ALL ABOUT BEAUFORT, SC – “QUEEN OF THE CAROLINA SEA ISLANDS”
Beaufort, S. C. was called the most aristocratic town of its size in America – the “Newport of the South” – before the War between the States. A city of rich history, Southern hospitality and casual seaside charm, the “Queen of the Carolina Sea Islands” was discovered by the Spanish in 1514, claimed by the French in 1562, and chartered by the British in 1711. Beaufort enjoyed great prosperity in the eighteenth century as indigo and rice plantations thrived, and Sea Island Cotton became one of America’s most profitable exports. As a result, Beaufort became one of the most elite towns on the eastern seaboard, rivaling those in the North. Historic antebellum mansions grace the downtown area, and giant shady live oak trees dripping with Spanish Moss provide an ethereal canopy to the city. Many of these mansions and historic sites have been the sites for films, including “The Prince of Tides”, “Forrest Gump”, “The Big Chill”, “The Great Santini”, and “White Sqall”.

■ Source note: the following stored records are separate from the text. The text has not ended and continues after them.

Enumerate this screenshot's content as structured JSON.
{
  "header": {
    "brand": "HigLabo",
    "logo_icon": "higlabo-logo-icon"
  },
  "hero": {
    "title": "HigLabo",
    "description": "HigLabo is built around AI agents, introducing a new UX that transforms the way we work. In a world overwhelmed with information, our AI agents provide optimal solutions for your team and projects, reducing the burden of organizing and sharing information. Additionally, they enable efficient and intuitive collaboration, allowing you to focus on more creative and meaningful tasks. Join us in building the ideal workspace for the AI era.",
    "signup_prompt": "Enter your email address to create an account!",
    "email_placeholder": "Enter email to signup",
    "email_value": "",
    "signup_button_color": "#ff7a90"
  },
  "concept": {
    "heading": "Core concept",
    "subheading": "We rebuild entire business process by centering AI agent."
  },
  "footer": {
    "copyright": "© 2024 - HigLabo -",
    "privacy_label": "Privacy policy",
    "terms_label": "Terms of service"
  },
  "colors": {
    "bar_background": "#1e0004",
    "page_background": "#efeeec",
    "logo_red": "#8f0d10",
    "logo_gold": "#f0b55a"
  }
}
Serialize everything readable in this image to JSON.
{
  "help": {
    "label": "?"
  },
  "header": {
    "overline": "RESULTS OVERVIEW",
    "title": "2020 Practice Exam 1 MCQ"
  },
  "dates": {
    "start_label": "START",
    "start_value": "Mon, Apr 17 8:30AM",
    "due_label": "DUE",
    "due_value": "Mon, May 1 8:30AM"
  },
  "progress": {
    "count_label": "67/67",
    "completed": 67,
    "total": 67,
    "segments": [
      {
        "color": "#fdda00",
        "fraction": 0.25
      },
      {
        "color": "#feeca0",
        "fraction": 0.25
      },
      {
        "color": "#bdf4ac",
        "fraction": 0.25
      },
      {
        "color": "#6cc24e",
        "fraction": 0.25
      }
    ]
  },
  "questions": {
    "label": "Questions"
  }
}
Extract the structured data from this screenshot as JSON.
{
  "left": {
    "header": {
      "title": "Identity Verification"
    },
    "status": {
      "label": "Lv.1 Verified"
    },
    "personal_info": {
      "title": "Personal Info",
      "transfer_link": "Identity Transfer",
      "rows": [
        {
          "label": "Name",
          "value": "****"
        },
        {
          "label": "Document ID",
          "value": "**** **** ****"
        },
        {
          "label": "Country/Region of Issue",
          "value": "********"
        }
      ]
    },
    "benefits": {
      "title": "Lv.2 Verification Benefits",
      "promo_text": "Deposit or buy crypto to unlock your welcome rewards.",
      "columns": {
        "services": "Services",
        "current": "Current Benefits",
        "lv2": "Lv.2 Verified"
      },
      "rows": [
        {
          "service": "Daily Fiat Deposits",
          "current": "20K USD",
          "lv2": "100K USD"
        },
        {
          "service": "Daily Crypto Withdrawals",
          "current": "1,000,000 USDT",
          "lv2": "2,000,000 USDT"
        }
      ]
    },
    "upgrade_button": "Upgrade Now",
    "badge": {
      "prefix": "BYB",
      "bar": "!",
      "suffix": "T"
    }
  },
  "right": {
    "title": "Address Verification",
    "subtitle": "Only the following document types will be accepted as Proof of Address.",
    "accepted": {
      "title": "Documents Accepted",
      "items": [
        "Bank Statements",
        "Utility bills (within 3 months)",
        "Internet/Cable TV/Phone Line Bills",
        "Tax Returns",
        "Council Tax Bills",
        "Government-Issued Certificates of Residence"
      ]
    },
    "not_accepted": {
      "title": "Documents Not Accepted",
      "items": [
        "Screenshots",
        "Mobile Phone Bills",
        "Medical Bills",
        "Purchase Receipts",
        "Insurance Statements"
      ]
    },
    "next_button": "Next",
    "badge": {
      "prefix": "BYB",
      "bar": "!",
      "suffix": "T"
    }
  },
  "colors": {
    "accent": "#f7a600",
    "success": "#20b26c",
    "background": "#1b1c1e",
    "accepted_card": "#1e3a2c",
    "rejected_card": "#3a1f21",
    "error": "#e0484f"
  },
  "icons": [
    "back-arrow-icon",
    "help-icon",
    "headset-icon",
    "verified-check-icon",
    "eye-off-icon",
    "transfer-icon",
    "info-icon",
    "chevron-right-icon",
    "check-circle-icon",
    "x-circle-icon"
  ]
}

Today, tabby ruins, historic forts, elegant homes, majestic plantations, Native American relics and names, and Gullah culture and cuisine are reminders of Beaufort, South Carolina’s 500 year history. Horse-drawn carriages make their way slowly through the narrow, shady streets of the historic district, which is one of only three National Historic Landmark Districts in South Carolina, and shrimps boats can often be seen gliding past the award-winning Chambers Waterfront Park, designed by internationally-renowned landscape architect Robert Marvin, with the day’s catch. Depending on the time of year, the marshes change from a brilliant green in summer to shimmering gold in fall, and velvety brown in winter. The beauty of the town and the graciousness of the people that have made Beaufort their home leave an everlasting impression on visitors, many of whom choose to stay. While strolling down Bay Street or in the Waterfront Park, you will always receive a warm and friendly greeting from those you meet.